Let's not mince words: Weisenburger's Companion is utterly essential for any trip through Pynchon's megaton novel. Large swathes of the book which I would have woozily drifted past with 0% comprehension were opened up brilliantly -- it really does help the scope of the entire book to know about business collusions during WWII, as well as the basics of the Kabbalah, Teutonic mythology, the Tarot, Herero folklore, and elementary ballistic physics. These aren't just look-how-clever-I-am cul de sacs, but wide ranging attempts to order a very complex world, to harness the knowledge of the centuries to a violent urge that has plagued humankind since we first climbed out of the sea.
Previous Pynchon books could be read and enjoyed with less fleecy outerwear -- V. can be easily traversed with the help of Pynchonwiki (as well as a Wiki-level knowledge of the Fashoda Conflict, the Herero uprising, and what a Baedekker travel guide looks like). In fact, J. Kerry Grant's guides to V. and The Crying of Lot 49 are almost detrimental in that they attempt to pad their pages with endless recounting of current theories about Pynchon's work (fine to read after you've finished, but annoying when you're in the middle of your first read and attempting to draw your own conclusions). By comparison, Weisenburger does draw some of his own lines, but they're really only attempt to calculate why Pynchon made references to Hansel & Gretel here, not what that means to the modern reader, if you get that hair-thin distinction.

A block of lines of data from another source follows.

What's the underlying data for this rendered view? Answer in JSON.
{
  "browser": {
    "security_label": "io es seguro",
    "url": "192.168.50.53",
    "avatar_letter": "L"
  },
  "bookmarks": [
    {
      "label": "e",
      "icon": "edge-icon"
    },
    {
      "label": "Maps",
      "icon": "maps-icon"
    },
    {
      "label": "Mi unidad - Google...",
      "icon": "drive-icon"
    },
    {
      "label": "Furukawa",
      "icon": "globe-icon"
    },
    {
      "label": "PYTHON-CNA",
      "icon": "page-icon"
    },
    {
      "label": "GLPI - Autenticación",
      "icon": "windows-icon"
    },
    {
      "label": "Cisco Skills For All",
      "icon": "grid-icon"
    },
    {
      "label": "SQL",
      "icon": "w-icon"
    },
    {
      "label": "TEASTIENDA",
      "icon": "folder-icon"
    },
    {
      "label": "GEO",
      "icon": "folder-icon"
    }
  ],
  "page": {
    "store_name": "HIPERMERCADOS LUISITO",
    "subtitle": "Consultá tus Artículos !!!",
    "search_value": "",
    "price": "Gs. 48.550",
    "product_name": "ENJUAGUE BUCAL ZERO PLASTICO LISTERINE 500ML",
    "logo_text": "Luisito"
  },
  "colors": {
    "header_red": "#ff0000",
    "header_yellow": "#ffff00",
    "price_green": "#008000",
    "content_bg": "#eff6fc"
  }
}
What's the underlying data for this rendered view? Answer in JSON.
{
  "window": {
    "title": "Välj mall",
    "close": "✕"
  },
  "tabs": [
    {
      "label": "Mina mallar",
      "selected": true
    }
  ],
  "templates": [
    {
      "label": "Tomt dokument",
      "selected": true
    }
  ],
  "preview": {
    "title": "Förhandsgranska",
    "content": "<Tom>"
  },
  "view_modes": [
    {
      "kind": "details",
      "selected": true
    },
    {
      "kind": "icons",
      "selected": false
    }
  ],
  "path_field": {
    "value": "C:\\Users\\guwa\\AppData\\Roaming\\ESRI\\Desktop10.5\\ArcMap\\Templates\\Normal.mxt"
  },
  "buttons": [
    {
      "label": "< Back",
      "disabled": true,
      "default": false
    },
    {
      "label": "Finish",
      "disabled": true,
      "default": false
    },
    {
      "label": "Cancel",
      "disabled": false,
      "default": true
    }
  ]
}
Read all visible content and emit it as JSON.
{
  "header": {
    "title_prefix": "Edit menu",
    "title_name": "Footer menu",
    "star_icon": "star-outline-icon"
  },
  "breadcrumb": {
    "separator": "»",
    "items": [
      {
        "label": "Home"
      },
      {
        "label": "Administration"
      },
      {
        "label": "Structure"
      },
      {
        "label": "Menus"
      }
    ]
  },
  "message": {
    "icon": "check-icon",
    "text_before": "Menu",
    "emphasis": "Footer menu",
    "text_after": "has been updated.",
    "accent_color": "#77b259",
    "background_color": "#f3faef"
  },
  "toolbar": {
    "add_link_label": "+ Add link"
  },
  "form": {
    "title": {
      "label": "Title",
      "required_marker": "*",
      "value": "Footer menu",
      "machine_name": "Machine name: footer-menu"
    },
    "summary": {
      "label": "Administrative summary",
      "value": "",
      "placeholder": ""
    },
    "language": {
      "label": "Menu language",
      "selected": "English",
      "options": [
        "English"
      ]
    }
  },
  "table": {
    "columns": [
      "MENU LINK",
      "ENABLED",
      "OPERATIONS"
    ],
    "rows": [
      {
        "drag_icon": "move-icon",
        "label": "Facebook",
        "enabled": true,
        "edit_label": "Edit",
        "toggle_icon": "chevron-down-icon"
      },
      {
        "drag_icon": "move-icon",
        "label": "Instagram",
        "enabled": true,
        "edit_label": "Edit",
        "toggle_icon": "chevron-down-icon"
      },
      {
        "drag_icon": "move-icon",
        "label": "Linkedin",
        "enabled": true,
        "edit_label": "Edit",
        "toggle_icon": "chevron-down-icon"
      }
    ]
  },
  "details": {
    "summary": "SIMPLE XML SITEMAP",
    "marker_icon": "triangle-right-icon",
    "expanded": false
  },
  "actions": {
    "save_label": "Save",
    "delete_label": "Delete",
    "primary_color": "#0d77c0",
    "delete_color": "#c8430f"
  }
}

I still think it helps to read V. before this, but at the very least, have this book nearby. I don't think you need to have both open at the same time, but if you read a section of the book, then glance through Weisenburger's info right after, you should be able to transpose the knowledge back into what you just read. Occasionally, the reference opened up the passage enough that I found it beneficial to re-read the book section, but that was rare.
By comparison with the first two, Weisenburger's guide is so thorough, the Pynchonwiki entries have been reduced to little more than hair-splitting with Weisenburger's Companion. I found it amusing to read their entries in the voice of The Simpson's Comic Book Guy.
I'm not going to give it five stars because, as Christgau said about Flavor Flav's role in Public Enemy, "why should I like the Great Man's Fan better than I like the Great Man?" Still, as Robert Stack used to say, "don't leave home without it." (don't leave The Zone without it?)